Он помедлил. Не хотелось обижать ее, но...
— К нам нечасто доходят новости из большого мира. — Она снова озарила его той же жизнерадостной улыбкой. — Предыдущий гость поразил нас за обедом рассказом о том, что человек только что ступил на Луну.
Он улыбнулся, приятно удивленный.
— С удовольствием, Электра.
— Постарайся найти дорогу в гостиную на предпиршественный аперитив — за счет заведения, разумеется. Ты у нас заезжая знаменитость. Чао.
Одарив его еще одной жизнерадостной улыбкой, она величественно удалилась.
Закрывая дверь, Дэвид не удержался и спросил себя, не будет ли еще одного стука в его дверь позже — ночью. Он представил как Электра стоит в лунном свете у него на пороге. Если дойдет до решающего момента, какова будет его реакция?
Было четыре часа дня.
2
В половине шестого Бернис ступила под горячий душ в ванной своего номера. Ей нравилось покалывание острых как игла горячих струй о кожу. Дневные часы она провела в обществе Дженни и Энджи за упаковкой пиявок перед рассылкой в больницы. Настроение в упаковочной было беззаботным. Большую часть времени троица хохотала над пикантными сплетнями с гарниром из реминисценций не то Дженни, не то Энджи о неудачных попытках ее бывшего мужа держать гостиницу а-ля приют Дракулы в Уитби.

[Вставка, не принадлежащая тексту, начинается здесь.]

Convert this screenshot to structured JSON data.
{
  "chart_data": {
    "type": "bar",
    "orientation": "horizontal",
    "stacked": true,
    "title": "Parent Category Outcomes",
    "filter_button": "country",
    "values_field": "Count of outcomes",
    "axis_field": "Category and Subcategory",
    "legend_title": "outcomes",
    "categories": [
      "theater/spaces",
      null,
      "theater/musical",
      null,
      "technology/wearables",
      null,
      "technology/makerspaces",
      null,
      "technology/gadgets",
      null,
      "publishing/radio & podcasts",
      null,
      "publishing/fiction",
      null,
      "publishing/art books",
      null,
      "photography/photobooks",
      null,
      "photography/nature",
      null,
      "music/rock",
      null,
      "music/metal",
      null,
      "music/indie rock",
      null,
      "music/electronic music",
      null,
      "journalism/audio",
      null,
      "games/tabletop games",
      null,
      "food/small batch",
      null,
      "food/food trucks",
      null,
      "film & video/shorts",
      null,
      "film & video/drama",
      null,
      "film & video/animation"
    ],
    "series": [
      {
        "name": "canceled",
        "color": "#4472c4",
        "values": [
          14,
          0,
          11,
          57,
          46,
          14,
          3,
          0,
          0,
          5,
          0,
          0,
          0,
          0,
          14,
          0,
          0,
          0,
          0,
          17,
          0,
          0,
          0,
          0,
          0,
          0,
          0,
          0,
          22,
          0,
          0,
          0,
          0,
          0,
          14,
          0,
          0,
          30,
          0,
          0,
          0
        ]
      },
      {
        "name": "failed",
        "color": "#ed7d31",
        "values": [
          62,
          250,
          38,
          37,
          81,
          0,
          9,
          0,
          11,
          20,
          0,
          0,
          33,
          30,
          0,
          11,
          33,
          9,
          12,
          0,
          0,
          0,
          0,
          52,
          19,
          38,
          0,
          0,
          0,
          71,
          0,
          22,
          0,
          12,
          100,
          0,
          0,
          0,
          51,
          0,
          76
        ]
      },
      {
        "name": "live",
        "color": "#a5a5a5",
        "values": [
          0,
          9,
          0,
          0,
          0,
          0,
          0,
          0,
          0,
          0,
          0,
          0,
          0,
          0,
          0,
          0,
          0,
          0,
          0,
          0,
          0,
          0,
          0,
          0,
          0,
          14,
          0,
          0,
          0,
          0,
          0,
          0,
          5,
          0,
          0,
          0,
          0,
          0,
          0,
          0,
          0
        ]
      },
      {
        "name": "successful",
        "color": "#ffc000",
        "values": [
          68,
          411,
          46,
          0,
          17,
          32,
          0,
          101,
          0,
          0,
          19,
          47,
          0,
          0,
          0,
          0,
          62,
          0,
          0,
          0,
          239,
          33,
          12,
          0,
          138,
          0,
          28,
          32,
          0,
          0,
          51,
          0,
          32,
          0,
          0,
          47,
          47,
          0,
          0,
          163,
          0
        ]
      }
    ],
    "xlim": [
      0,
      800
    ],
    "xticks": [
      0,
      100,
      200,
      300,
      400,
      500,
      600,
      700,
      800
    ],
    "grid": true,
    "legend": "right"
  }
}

Бернис расспрашивали, не знает ли она каких-нибудь страшных тайн Электры Чарнвуд и не предается ли хозяйка гостиницы каким непристойным делам с заезжими коммивояжерами.
— Разумеется, — отозвалась Бернис и захихикала, обращаясь к контейнерам для пиявок, которые готовила к прибытию вечернего курьера.